You're perfectly correct, that's wrong!

int chromaWidth = lumaWidth / 2;
if (lumaWidth % 2 != 0)
{
    chromaWidth++;
}

That works, though a more compact form is int chromaWidth = (lumaWidth + 1) / 2; which transforms a "round down" into a "round up". That's what we do internally.

_textureU.LoadRawTextureData(frameData.DataU, chromaSize);

I can't remember the details but looking at your change it makes tons of sense, and we shouldn't assume in the code that the Y/U/V planes are in the same memory block as we do, since the frame contains 3 pointers the implementation is allowed to allocate 2 or 3 memory blocks, so your code is more correct.

I'm happy to review a fix if you open a PR for that change. I'm pretty sure that this is all there is to your crash. And the fact it's non-deterministic may be due to some internal logic of how the buffer(s) is/are allocated in libwebrtc, which I don't know or remember. In any case we shouldn't make the assumptions we make here and your change fixes that.

fc-ts commented 2 years ago

First of all, thanks for the fast responses!

I'm happy to see the changes are correct and I will certainly open a PR for these!

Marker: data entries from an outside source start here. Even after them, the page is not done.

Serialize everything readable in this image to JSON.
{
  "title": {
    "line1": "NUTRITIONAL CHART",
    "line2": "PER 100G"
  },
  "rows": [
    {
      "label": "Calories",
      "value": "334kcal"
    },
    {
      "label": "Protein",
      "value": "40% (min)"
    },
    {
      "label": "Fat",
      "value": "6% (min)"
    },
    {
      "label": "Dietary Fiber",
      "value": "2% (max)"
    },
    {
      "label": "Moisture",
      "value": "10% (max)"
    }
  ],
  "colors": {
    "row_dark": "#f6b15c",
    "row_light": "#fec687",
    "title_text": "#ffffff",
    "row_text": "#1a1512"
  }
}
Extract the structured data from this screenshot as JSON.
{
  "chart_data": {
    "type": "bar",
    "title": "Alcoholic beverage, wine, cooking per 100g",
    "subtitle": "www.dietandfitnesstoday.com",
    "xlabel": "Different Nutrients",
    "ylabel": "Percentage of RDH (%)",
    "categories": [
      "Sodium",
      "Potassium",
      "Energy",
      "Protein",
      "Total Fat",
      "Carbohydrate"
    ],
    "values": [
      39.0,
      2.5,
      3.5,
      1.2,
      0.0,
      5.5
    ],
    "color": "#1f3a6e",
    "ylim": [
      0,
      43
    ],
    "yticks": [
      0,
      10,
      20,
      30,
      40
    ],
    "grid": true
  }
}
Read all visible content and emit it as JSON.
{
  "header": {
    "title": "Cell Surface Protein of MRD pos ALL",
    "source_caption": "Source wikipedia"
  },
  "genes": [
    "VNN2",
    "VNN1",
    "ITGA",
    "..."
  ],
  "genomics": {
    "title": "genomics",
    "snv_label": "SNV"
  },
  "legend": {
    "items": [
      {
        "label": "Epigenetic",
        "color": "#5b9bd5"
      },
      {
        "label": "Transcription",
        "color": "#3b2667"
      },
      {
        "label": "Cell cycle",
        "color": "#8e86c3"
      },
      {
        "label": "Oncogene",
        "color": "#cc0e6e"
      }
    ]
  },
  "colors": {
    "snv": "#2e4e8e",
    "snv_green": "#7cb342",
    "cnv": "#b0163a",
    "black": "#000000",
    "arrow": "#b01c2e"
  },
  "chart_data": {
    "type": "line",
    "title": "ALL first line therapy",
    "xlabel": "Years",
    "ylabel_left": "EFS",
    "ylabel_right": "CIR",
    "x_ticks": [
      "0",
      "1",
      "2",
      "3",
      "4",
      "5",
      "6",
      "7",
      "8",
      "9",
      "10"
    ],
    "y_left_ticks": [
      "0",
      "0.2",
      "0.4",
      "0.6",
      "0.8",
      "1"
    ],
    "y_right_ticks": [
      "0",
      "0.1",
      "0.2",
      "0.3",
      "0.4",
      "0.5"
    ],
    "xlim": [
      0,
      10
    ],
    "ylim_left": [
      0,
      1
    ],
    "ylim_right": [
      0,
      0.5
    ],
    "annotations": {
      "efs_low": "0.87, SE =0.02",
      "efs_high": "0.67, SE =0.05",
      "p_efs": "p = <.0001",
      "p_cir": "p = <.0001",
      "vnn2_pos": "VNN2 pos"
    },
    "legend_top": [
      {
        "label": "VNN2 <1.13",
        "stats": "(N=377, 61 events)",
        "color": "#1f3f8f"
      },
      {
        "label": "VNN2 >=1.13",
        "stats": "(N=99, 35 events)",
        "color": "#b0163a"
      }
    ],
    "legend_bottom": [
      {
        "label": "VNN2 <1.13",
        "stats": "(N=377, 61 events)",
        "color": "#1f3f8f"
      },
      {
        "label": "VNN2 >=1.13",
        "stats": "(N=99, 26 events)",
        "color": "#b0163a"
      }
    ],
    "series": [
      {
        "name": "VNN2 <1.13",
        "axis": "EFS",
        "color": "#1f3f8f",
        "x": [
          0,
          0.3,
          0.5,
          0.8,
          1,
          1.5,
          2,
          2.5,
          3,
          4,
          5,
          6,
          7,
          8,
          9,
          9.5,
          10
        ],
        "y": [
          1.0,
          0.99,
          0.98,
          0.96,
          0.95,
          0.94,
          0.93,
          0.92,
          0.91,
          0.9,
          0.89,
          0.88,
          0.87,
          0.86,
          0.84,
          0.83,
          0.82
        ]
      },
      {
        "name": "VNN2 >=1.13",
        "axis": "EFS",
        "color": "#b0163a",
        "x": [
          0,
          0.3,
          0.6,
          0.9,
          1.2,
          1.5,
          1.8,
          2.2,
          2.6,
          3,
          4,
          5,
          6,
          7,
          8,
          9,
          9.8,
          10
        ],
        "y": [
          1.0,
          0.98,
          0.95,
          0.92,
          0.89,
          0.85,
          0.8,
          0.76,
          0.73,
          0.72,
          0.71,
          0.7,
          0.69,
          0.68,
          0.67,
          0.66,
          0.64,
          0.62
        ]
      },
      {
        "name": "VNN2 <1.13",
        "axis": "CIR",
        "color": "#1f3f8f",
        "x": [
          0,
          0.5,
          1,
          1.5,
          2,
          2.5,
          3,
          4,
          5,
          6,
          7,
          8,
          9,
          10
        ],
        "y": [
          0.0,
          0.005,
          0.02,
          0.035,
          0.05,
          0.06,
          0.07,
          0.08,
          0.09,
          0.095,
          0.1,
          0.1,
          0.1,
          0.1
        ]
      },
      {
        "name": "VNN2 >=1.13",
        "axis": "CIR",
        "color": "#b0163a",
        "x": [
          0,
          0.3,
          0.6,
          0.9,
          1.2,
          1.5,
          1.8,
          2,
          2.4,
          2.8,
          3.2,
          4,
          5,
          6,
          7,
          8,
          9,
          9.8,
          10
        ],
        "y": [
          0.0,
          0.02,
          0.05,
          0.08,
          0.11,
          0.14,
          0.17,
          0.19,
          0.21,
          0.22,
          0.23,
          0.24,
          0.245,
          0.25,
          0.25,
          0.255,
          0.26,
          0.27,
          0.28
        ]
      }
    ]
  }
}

About the crash, why do you think it does not happen with the old code, given the fact that it were "less correct" than the new one?

djee-ms commented 2 years ago

Not sure. If you increased the size of the chroma you calculate in C# only (your first change) then you increased chromaSize so the last call for the V plane will produce some buffer overflow possibly?

fc-ts commented 2 years ago

Unfortunately, the funny thing is that it crashes on the Y component

_textureY.LoadRawTextureData(frameData.DataY, lumaSize);

so it does not even arrive to load the U and V data!

astaikos316 commented 2 years ago

Are you using a media server, with one PeerConnection per remote participant?

Yes

@fc-ts May I ask what media server you are using and how you set up the peers in your unity project on the hololens? I've been trying to figure out a way to do this for some time but have run into numerous performance issues.